The night sky has for long made one wonder about what lies in those distances and the darkness. The inquisitive human mind has always tried to figure out the origin of the universe, the birth of mother Earth and human existence. The lure of space has been to decode the mysterious universe and satisfy our hunger for knowledge.

The invention of the telescope enabled us to remove our blindfolds and actually see the objects floating in outer space. From establishing that the Earth is indeed round, not flat and the Copernicus model of our solar system, which states that the sun is in the center and not the Earth, we have come a long way. It has widened our scientific horizon and fueled our rationality, giving us the ability to see reality.

The first time the ambitious idea to actually try to reach these telescopic objects was born out during World War 2. The technological research and development of those times made it possible for people to realize this dream.
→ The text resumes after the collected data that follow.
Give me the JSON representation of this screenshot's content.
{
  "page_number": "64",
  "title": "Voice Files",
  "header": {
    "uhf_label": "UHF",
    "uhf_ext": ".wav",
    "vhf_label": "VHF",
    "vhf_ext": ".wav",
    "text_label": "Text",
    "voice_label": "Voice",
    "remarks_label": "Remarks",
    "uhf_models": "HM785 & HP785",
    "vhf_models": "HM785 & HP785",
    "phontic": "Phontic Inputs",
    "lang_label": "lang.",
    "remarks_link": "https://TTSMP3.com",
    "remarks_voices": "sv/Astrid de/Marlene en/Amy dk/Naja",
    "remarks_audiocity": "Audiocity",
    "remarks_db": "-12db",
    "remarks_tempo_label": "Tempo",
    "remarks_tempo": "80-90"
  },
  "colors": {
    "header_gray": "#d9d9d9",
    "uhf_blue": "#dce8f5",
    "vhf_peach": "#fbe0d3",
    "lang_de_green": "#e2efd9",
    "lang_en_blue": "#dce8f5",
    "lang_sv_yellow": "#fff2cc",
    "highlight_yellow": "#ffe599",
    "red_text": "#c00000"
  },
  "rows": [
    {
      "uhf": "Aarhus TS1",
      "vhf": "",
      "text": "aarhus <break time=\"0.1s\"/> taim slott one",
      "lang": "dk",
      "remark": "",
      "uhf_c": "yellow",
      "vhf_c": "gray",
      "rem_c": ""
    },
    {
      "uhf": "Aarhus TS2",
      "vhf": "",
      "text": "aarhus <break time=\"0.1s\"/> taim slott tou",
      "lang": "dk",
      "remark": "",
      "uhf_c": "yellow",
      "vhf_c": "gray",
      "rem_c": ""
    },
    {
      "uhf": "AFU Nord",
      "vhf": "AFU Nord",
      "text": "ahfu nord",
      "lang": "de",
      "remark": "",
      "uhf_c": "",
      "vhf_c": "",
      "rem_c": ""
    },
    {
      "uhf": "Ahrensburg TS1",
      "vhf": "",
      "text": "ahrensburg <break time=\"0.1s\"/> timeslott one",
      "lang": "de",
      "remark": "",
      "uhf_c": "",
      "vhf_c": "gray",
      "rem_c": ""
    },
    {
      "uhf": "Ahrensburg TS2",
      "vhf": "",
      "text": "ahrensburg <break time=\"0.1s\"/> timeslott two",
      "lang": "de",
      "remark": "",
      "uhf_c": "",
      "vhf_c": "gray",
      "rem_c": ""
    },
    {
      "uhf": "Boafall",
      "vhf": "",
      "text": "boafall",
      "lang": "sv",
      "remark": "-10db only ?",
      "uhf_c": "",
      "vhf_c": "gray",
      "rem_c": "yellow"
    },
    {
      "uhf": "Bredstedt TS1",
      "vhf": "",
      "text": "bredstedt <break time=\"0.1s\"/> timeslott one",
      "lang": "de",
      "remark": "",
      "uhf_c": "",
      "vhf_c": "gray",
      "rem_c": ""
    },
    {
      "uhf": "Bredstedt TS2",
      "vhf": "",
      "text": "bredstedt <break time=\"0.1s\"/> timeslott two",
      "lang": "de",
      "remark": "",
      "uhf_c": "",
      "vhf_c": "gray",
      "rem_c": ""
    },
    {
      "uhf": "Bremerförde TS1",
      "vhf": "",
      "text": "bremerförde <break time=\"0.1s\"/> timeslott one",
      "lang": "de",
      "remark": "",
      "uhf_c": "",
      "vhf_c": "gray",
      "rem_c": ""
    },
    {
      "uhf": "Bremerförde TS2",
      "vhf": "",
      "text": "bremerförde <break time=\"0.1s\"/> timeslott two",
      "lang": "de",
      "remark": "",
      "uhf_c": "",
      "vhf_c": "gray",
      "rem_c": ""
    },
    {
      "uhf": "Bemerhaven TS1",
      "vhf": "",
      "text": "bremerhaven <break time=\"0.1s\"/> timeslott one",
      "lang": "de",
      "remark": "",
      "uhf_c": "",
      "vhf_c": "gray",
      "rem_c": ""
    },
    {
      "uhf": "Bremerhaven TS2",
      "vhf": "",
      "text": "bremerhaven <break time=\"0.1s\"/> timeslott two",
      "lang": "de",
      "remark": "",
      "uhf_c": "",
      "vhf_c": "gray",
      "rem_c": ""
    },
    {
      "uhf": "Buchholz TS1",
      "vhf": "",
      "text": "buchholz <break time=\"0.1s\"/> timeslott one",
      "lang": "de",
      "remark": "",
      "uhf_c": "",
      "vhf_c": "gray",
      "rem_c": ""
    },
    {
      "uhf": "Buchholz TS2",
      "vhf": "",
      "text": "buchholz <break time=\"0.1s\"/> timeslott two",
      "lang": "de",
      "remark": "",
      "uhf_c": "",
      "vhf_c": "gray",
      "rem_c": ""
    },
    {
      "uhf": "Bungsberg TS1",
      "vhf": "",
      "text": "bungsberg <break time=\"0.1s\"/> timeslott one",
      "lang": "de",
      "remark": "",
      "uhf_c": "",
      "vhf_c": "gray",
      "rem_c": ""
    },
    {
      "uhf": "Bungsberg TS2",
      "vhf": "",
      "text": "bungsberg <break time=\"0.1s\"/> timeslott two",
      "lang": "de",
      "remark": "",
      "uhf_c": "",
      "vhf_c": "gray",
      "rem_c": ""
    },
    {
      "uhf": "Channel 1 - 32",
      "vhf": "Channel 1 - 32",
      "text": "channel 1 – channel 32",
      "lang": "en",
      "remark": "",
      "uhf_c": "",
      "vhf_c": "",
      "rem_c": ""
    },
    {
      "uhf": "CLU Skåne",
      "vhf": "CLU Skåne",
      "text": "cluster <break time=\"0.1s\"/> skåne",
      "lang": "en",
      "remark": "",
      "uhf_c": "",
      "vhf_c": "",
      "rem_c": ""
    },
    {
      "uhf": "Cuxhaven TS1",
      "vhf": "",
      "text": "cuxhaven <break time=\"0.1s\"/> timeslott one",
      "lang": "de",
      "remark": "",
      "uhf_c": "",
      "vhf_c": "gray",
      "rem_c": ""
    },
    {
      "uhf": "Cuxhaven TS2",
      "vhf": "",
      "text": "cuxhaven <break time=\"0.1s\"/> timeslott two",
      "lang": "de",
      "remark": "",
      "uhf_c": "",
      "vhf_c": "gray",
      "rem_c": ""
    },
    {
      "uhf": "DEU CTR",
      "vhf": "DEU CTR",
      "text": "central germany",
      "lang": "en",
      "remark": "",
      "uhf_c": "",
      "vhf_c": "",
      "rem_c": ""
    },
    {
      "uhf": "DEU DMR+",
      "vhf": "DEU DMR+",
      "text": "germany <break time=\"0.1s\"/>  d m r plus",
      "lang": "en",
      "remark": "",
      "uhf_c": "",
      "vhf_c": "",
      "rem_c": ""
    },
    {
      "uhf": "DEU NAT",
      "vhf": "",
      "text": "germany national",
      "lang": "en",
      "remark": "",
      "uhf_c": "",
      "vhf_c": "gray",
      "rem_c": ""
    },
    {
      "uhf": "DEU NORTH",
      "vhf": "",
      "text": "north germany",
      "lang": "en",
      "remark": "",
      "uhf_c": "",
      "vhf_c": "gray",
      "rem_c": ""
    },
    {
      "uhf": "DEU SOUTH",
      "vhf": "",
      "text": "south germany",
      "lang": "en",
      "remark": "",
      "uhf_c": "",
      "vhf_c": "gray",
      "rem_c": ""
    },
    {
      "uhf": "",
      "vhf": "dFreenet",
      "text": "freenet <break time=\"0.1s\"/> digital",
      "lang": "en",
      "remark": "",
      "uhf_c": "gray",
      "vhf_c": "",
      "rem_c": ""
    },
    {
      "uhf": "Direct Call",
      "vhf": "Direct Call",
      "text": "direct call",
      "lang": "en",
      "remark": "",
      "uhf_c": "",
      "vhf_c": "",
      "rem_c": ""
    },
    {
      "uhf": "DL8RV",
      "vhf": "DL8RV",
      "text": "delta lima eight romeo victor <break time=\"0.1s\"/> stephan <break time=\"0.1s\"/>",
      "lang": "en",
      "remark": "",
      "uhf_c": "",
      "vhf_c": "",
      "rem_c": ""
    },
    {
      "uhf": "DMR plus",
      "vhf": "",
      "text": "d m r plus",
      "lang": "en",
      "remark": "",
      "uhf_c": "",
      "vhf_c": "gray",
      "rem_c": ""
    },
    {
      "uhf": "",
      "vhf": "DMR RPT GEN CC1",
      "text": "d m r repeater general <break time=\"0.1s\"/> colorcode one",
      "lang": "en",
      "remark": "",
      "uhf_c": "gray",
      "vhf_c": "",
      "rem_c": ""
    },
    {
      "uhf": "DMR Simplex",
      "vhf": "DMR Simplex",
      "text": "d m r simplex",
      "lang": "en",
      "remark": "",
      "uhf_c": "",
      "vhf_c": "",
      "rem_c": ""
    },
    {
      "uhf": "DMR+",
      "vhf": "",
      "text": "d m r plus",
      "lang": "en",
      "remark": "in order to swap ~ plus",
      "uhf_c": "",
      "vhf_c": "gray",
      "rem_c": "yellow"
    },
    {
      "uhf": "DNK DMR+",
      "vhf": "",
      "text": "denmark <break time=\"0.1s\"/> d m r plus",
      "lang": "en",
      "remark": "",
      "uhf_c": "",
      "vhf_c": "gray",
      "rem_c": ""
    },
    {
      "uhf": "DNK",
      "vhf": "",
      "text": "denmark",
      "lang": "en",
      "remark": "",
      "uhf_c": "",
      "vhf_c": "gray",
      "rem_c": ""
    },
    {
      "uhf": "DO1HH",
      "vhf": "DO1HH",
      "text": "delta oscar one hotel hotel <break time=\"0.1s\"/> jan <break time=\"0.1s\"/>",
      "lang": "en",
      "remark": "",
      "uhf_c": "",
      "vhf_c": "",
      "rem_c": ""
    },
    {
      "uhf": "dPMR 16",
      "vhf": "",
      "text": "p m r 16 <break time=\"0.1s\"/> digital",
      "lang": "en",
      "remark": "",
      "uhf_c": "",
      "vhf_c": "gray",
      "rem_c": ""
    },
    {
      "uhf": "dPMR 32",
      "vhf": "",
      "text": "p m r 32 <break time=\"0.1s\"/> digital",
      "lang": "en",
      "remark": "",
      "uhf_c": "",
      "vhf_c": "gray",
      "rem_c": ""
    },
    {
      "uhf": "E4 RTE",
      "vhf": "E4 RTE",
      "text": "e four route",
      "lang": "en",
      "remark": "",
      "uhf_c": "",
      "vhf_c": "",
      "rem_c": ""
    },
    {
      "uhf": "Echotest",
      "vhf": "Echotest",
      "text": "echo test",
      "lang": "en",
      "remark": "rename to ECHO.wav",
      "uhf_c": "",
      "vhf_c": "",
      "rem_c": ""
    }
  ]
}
Space became an arena for the Cold War rivals USA and USSR to prove their worth of the ‘Super Power’ tag. This geopolitical high-headedness actually had positive ripple effects for the world. Satellite’s ability to break free from Earth’s gravitational force proved that man achieved what was unimaginable before.

The man-made satellites were used to serve multiple purposes which have not only proved to be extremely beneficial for the world citizens but also, for the world’ s growth and development. The Remote Sensing / Earth Observing (EO) satellites are aimed at understanding the topography of the Earth, identifying potential sites for minerals exploration, tracking the formation and direction of cyclones, disaster management, ensuring security on international borders, etc.

These also provide relevant data and images for the implementation of key global conventions like Vienna Convention on protecting the ozone layer and the United Nations Framework Convention for Climate Change (UNFCCC). The second type of satellites are the Communication satellites which are aimed at securing the network for mobile phones, the internet, satellite phones, etc. In the era of globalization, connectivity is pillared on these satellites. The lure of space is the possibility to bring the world closer.

The first person to enter space and orbit the Earth was the Russian cosmonaut, Yuri Gagarin which marked the beginning of the ‘Space Age’. Then, came the famed manned Apollo mission (1969) to the moon by the USA where Neil Armstrong took the “giant leap for mankind”. The object which was once seen from the convenience of the Earth was now touched upon by the human race. It was a huge accomplishment. This watershed moment helped in raising the interest of the global population in the field of astronomy and other similar fields.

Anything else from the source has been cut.